The group has a “ready for business” initiative of better customer service through a well-stocked and “constantly expanding” chain of about 222 stores — some in Malawi, Botswana, Swaziland, Namibia and Lesotho. About 25% of shops are in rural areas.
CEO Werner de Jager dismisses any notion that it is only the rural stores that are bringing in the cash.
“The majority of revenue is from Gauteng — the rural stores have done well, but the best turnover performance is not out of rural stores.”
He says Gauteng stores brought in 23% of group turnover in the year. Sales in the province leapt 14% year on year. Meanwhile stores in the Eastern Cape, Limpopo and Mpumalanga each brought in an average 13% of overall revenues in the period.
“I think there is a bigger informal economy than we all realise,” Mr de Jager says.
“Cashbuild carries an in-depth, quality product range tailored to the specific needs of the communities we serve. Our customers are typically home-builders and improvers, contractors, farmers and traders, as well as all other customers requiring quality building materials at the lowest prices,” the group says.
These clients include large construction firms and government-related infrastructure developers. But since the end of SA’s 2010 Soccer World Cup, large state-led infrastructure projects have been in short supply. This has left many JSE-listed construction and engineering firms chasing thin margins at home while taking on riskier projects elsewhere in Africa.
In the interim, though, “bakkie and bucket brigade” builders appear to have been faring quite well. This has likely been boosting not only Cashbuild, but also tile retailer and franchisor Italtile, whose brands include CTM and TopT, sold through 126 stores across SA and in southern and eastern Africa.
In the year to June, Italtile recorded double-digit growth in both turnover and trading profit. It sells “premium quality” porcelain and ceramic tiles, and also sanitaryware, taps, bathroom furniture, accessories and laminated flooring.
It says the renovations segment is continuing to grow, but there has been little recovery in SA’s new home-building market because of “constraints in energy, water and sanitation infrastructure that has restricted new housing projects”.
Anthony Clark, a small and medium market cap analyst at Vunani Securities, says Italtile’s 17% rise in revenue and 21% increase in trading profit to R905m for the year to June is an “eye-wateringly good performance for an economy ‘supposedly’ in recession”.
He recently tweeted: “Recession, what recession. Stonking update from Cashbuild — and Italtile shows 22% rise in headline earnings per share. Building materials (are) obviously having a spending spree”.
But Mr Clark says Cashbuild and Italtile’s low-cost TopT trading unit both posted “superior industry growth”. With low-cost government housing in the doldrums, he reckons the “masses must be taking matters into their own hands and building for themselves”.
Massmart’s Massbuild division, made up of 99 stores including the Builders Warehouse brand, has also been a star performer. In the six months to June, the division grew sales by 16.3%, while trading profit before interest and tax shot up by 31%. Stores are mostly in SA, but also in Botswana and Mozambique.

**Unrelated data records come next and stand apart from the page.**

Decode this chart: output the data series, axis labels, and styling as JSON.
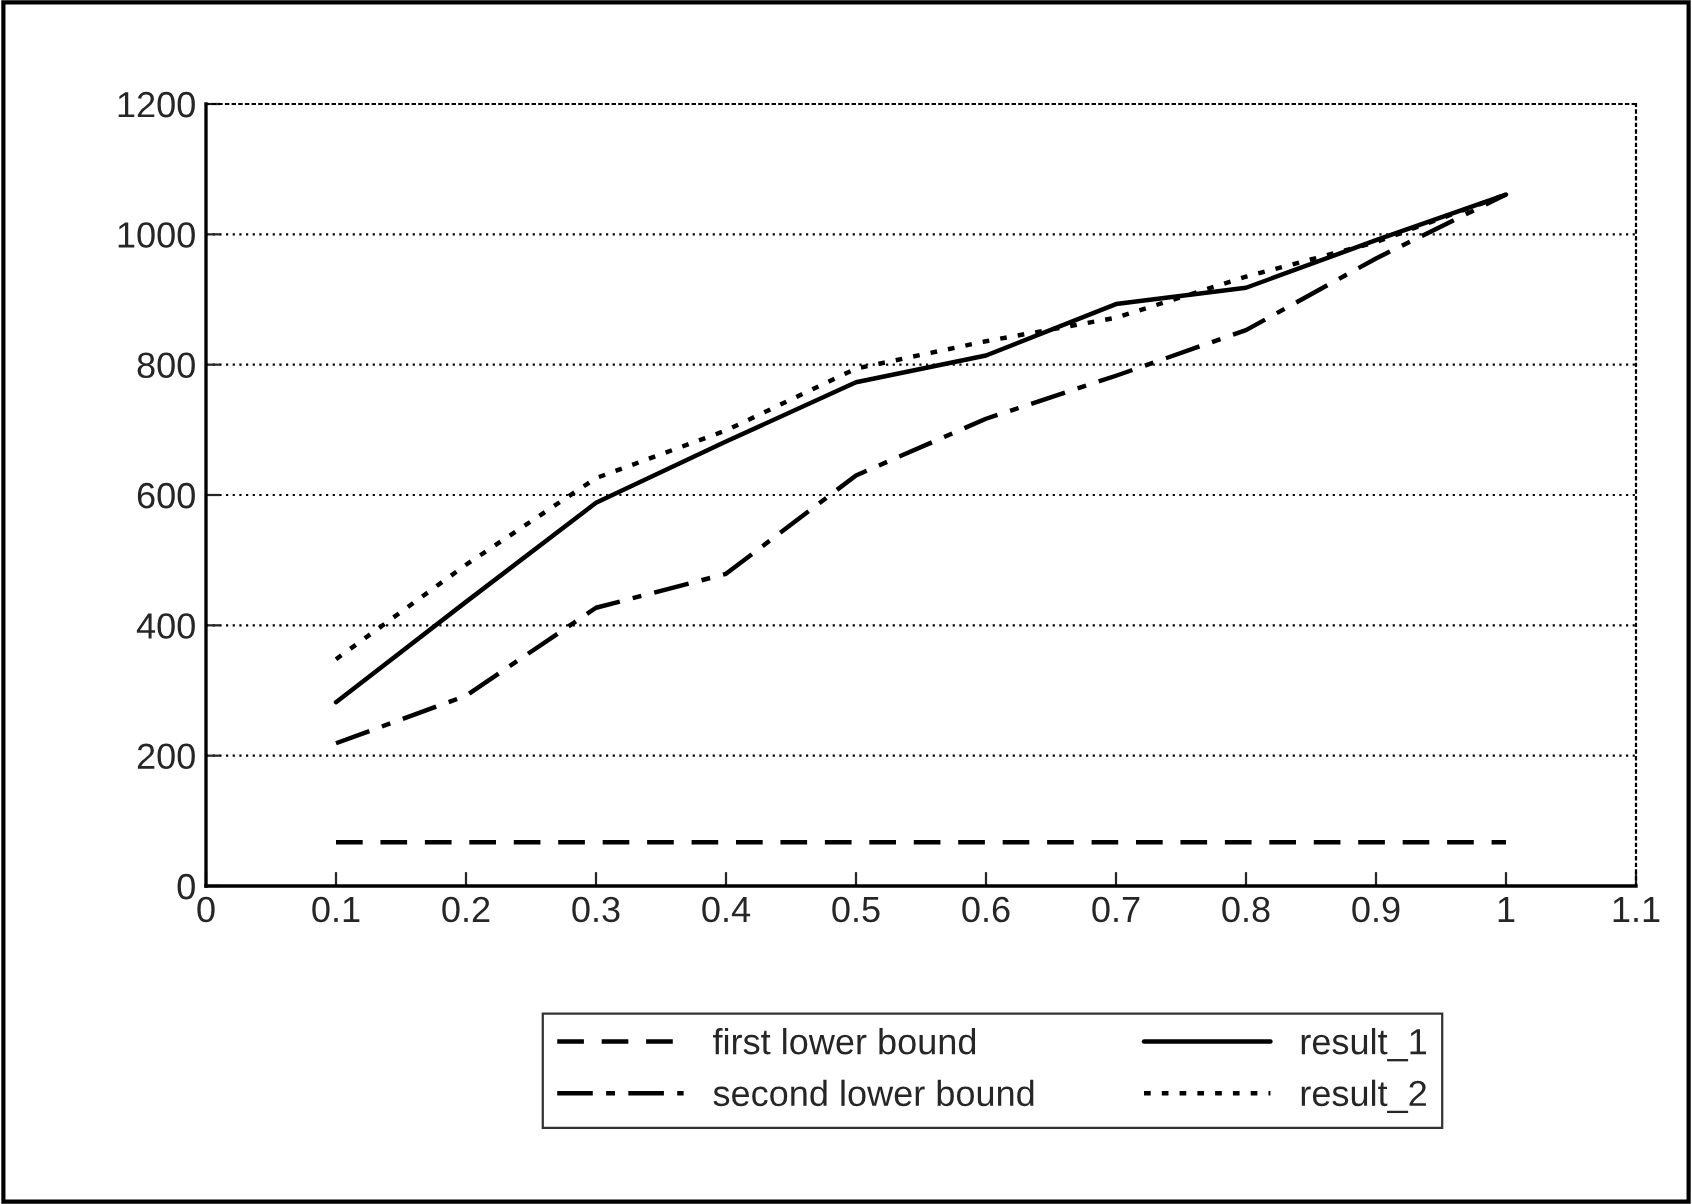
{
  "chart_data": {
    "type": "line",
    "x": [
      0.1,
      0.2,
      0.3,
      0.4,
      0.5,
      0.6,
      0.7,
      0.8,
      0.9,
      1
    ],
    "series": [
      {
        "name": "first lower bound",
        "color": "#000000",
        "line_style": "dashed",
        "values": [
          67,
          67,
          67,
          67,
          67,
          67,
          67,
          67,
          67,
          67
        ]
      },
      {
        "name": "second lower bound",
        "color": "#000000",
        "line_style": "dashdot",
        "values": [
          219,
          292,
          427,
          479,
          630,
          717,
          783,
          853,
          963,
          1061
        ]
      },
      {
        "name": "result_1",
        "color": "#000000",
        "line_style": "solid",
        "values": [
          282,
          436,
          588,
          682,
          773,
          814,
          893,
          918,
          991,
          1061
        ]
      },
      {
        "name": "result_2",
        "color": "#000000",
        "line_style": "dotted",
        "values": [
          348,
          493,
          626,
          699,
          794,
          836,
          872,
          935,
          988,
          1061
        ]
      }
    ],
    "xlim": [
      0,
      1.1
    ],
    "xticks": [
      0,
      0.1,
      0.2,
      0.3,
      0.4,
      0.5,
      0.6,
      0.7,
      0.8,
      0.9,
      1,
      1.1
    ],
    "ylim": [
      0,
      1200
    ],
    "yticks": [
      0,
      200,
      400,
      600,
      800,
      1000,
      1200
    ],
    "grid": "y",
    "legend": "bottom",
    "marker": "none"
  }
}
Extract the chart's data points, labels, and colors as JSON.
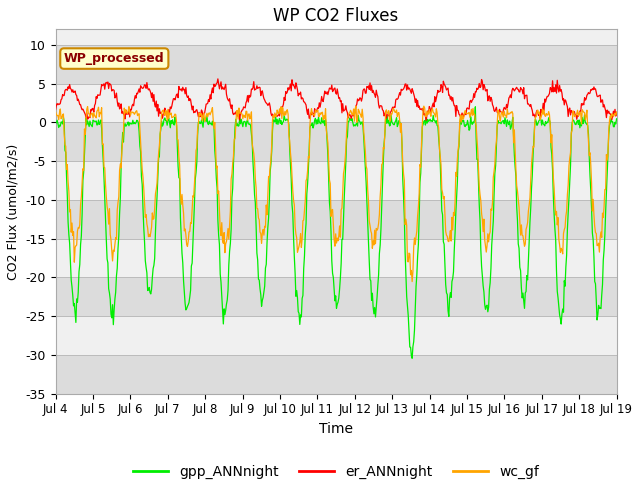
{
  "title": "WP CO2 Fluxes",
  "xlabel": "Time",
  "ylabel": "CO2 Flux (umol/m2/s)",
  "ylim": [
    -35,
    12
  ],
  "yticks": [
    -35,
    -30,
    -25,
    -20,
    -15,
    -10,
    -5,
    0,
    5,
    10
  ],
  "start_day": 4,
  "end_day": 19,
  "n_days": 15,
  "points_per_day": 48,
  "color_gpp": "#00EE00",
  "color_er": "#FF0000",
  "color_wc": "#FFA500",
  "legend_label_gpp": "gpp_ANNnight",
  "legend_label_er": "er_ANNnight",
  "legend_label_wc": "wc_gf",
  "inset_label": "WP_processed",
  "inset_bg": "#FFFFCC",
  "inset_border": "#CC8800",
  "inset_text_color": "#8B0000",
  "band_colors": [
    "#DCDCDC",
    "#F0F0F0"
  ],
  "fig_bg": "#FFFFFF",
  "band_edges": [
    -35,
    -30,
    -25,
    -20,
    -15,
    -10,
    -5,
    0,
    5,
    10,
    12
  ]
}
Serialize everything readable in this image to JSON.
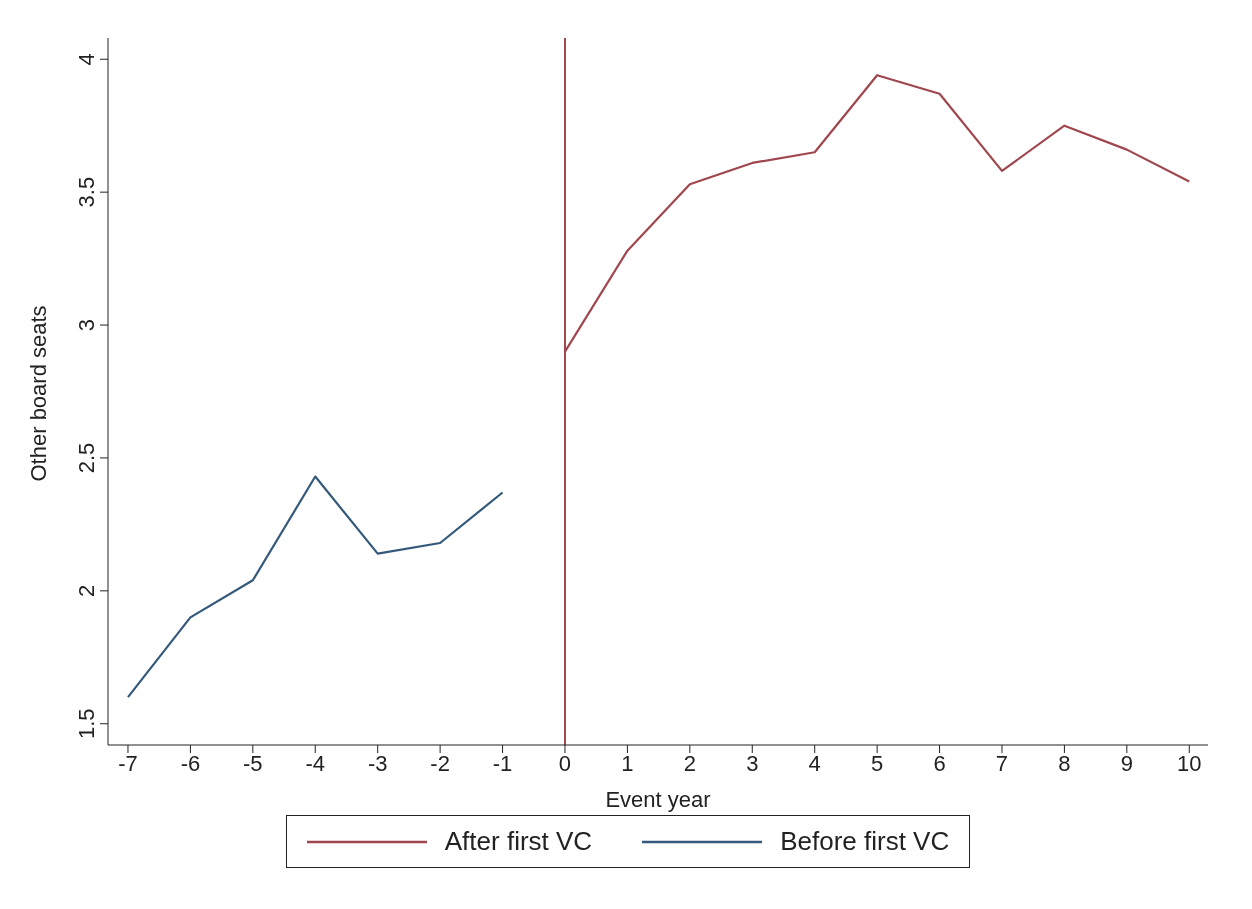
{
  "chart_data": {
    "type": "line",
    "xlabel": "Event year",
    "ylabel": "Other board seats",
    "series": [
      {
        "name": "Before first VC",
        "color": "#34597a",
        "x": [
          -7,
          -6,
          -5,
          -4,
          -3,
          -2,
          -1
        ],
        "values": [
          1.6,
          1.9,
          2.04,
          2.43,
          2.14,
          2.18,
          2.37
        ]
      },
      {
        "name": "After first VC",
        "color": "#a0464f",
        "x": [
          0,
          1,
          2,
          3,
          4,
          5,
          6,
          7,
          8,
          9,
          10
        ],
        "values": [
          2.9,
          3.28,
          3.53,
          3.61,
          3.65,
          3.94,
          3.87,
          3.58,
          3.75,
          3.66,
          3.54
        ]
      }
    ],
    "xlim": [
      -7.32,
      10.3
    ],
    "xticks": [
      -7,
      -6,
      -5,
      -4,
      -3,
      -2,
      -1,
      0,
      1,
      2,
      3,
      4,
      5,
      6,
      7,
      8,
      9,
      10
    ],
    "ylim": [
      1.42,
      4.08
    ],
    "yticks": [
      1.5,
      2,
      2.5,
      3,
      3.5,
      4
    ],
    "ref_lines": [
      {
        "axis": "x",
        "value": 0,
        "color": "#a0464f"
      }
    ],
    "grid": false,
    "legend": "bottom",
    "marker": "none",
    "line_style": "solid"
  }
}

The slew of great results comes as the FNB/BER building confidence index for the second quarter of this year shows that the biggest fall in industry confidence is among retailers of building materials.
Confidence fell from 91 index points in the first quarter to 66 points in the second quarter, even as robust sales growth and profitability continued.
John Loos, FNB property economist, says retailers of building materials have been the best performing sub-segment of the building industry for more than a year and they should continue to perform well this quarter.
But Investec economist Annabel Bishop warns that a recovery in the residential property market may be short-lived as higher interest rates and costlier personal taxes bite, along with rising administered prices for such items as electricity and water.
Meanwhile, the banking group says nonresidential property development remains in a slump, while the weakness of the commercial property sector shows the “parlous state of the economy in certain areas” — such as manufacturing.